Tindak pidana ini dibedakan atas 3 bagian: Tindak pidana hudud atau qisas yang subhat atau tidak memenuhi syarat namun sudah merupakan maksiat. Misal percobaan pencurian, pencurian dikalangan keluarga. Tindak pidana yang ditentukan oleh alquran dan hadits namun tidak ditentukan sanksinya. Misal penghinaan, saksi palsu, tidak melaksanakan amanah. Tindak pidana yang ditentukan pemerintah untuk kemaslahatan umum. Dalam hal ini ajaran Islam dijadikan pertimbangan penentuan kemaslahatan umum.
Landasan dan penentuan hukumnya didasarkan pada ijma’ (konsensus) berkaitan dengan hak negara muslim untuk mencegah tindakan dan menghukum semua perbuatan yang tidak pantas, yang menyebabkan kerugian atau kerugian fisik, sosial, politik, finansial atau moral bagi individu atau masyarakat secara keseluruhan.
Dalam sejarah hukum pidana Islam tindak pidana yang diancam dengan hudud atau qisas/diyat hampir tidak pernah dilakukan, kecuali dalam perkara yang sangat sedikit.
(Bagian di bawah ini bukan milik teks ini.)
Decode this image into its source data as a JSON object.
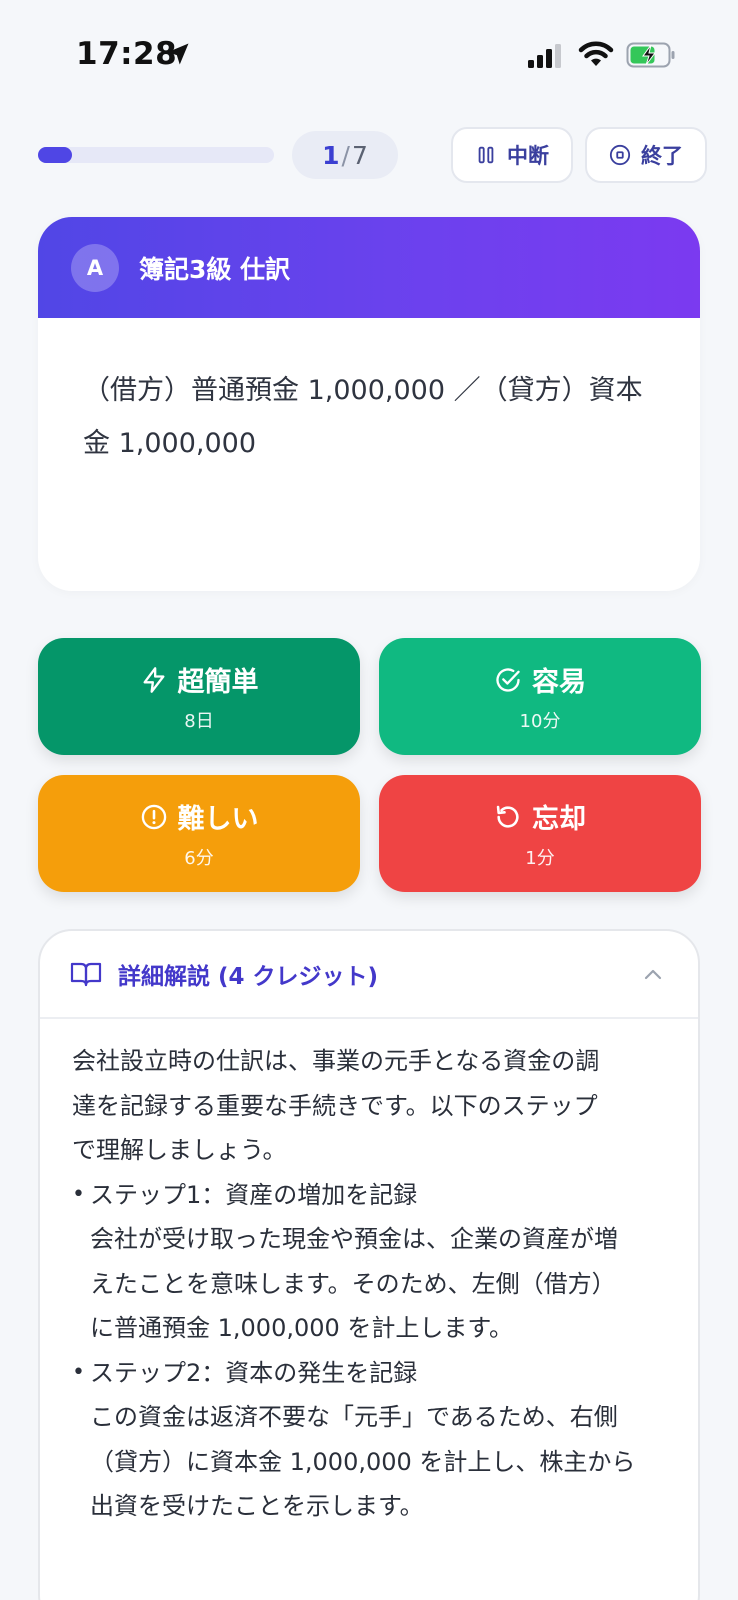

Pada umumnya tindak pidana yang banyak terjadi adalah yang diancam dengan ta’zir.karena perhatian ajaran Islam atas kemaslahatan manusia sangat besar.
Jenis-jenis tindak pidana yang diancam pidana mati Zina Perampokan (Hirabah) Murtad Pemberontakan Pembunuhan sengaja
Proses pengadilan Hukuman yang dijatuhkan terhadap pelaku hanya dapat dilakukan apabila telah memenuhi syarat-syarat yang ketat. Dalam kasus zina: Hukuman mati bagi pelaku muhsan (terikat kawin) hanya dapat dilakukan setelah melalui proses pembuktian yang ketat, sehingga dimasa nabi dan sahabat penjatuhan hukuman ini dapat dihitung dengan jari.
Alat bukti zina ada 3, yaitu: 4 orang saksi yang langsung melihat perzinaan tersebut. Tentu ini tidaklah mudah, karena adanya ancaman pidana 80 x cambuk bagi mereka penuduh zina yang tidak terbukti. Pengakuan. Rasulullah pernah menangguhkan rajam kepada Ma’iz sampai ia mengaku empat kali, karena rasul meragukan kesehatan akal Ma’iz. Bahkan Ma’iz dikembalikan kepada sukunya untuk ditanya apakah akalnya sehat dan setelah itu baru dirajam. Indikasi-indikasi tertentu, semisal kehamilan.
Eksekusi pidana mati Apabila perzinaan telah terbukti maka hakim wajib menjatuhkan hukuman had kepada para pelakunya. Teori tadakhul: Jika seorang pelaku zina telah berkali- kali melakukan perzinaan kemudian tertangkap, maka baginya cukup dijatuhi hukuman sekali saja.
Akan tetapi jika ia melakukan perzinaan, di samping itu juga melakukan tindak pencurian atau tindak pidana lainnya, maka masing-masing kejahatan dikenakan hukuman. karena kedua macam tindak pidana itu berbeda tujuannya, yakni yang satu memelihara kehormatan dan yang lain menjaga harta. Eksekusi dilakukan oleh pemerintah atau orang atau badan yang diberi wewenang oleh pemerintah Pelaksanaan sanksi harus terbuka dan diketahui umum, agar hukuman tersebut berdaya preventif.